Jawabannya, bagi saya, temen-temen bisa ditemukan melalui buku Filosofi Teras karya Henry Manampiring --- sebuah karya populer yang memperkenalkan kembali ajaran Stoikisme, atau dalam bahasa sederhananya: filsafat hidup tenang dan rasional.
Stoikisme: Filsafat yang Kembali Relevan
Stoikisme lahir di Yunani sekitar abad ke-3 SM dan dikembangkan oleh tokoh seperti Zeno, Seneca, dan Marcus Aurelius.

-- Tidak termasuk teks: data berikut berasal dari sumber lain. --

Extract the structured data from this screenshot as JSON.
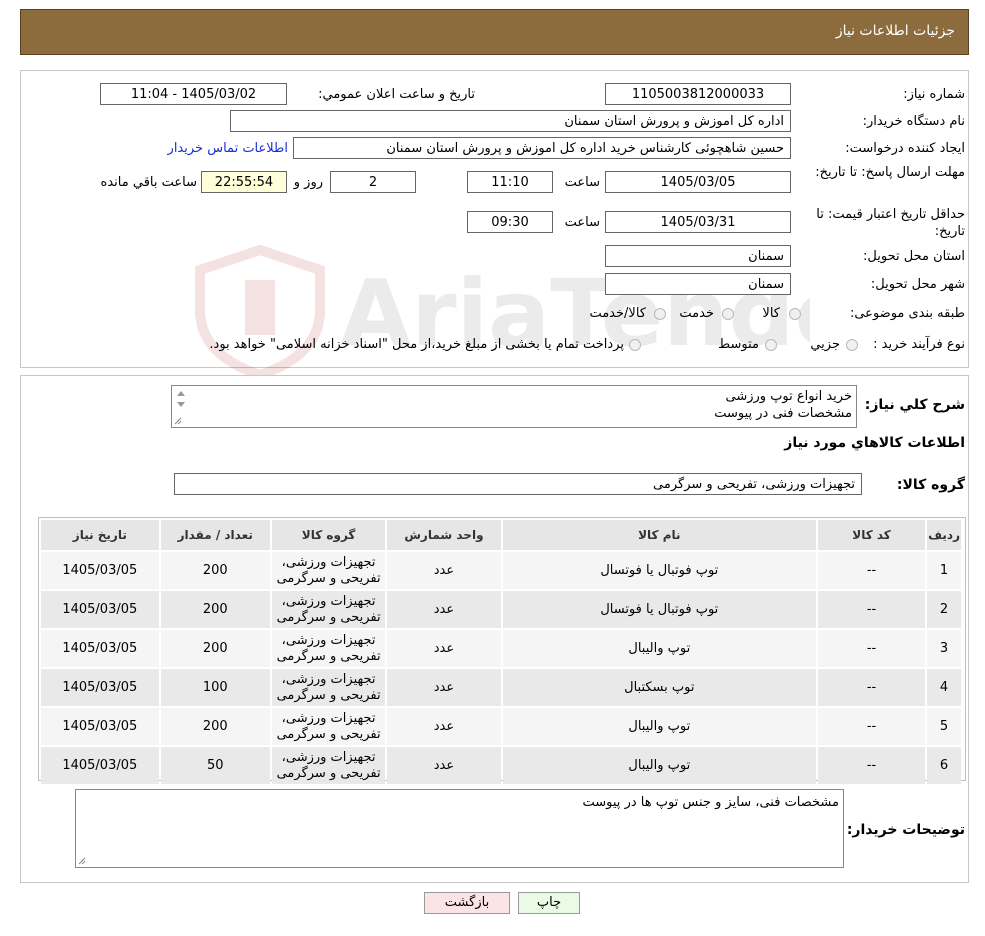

Tapi menariknya, filosofi kuno ini justru sangat relevan di zaman modern --- terutama dalam menghadapi tekanan hidup, overthinking, dan kegelisahan sosial akibat teknologi.
Henry Manampiring dalam bukunya menulis:
"Stoisisme mengajarkan bahwa kita hanya perlu memusatkan perhatian pada hal-hal yang berada dalam kendali kita, dan tidak perlu cemas berlebihan terhadap hal-hal di luar kendali kita."
(Manampiring, 2018, hlm. 25)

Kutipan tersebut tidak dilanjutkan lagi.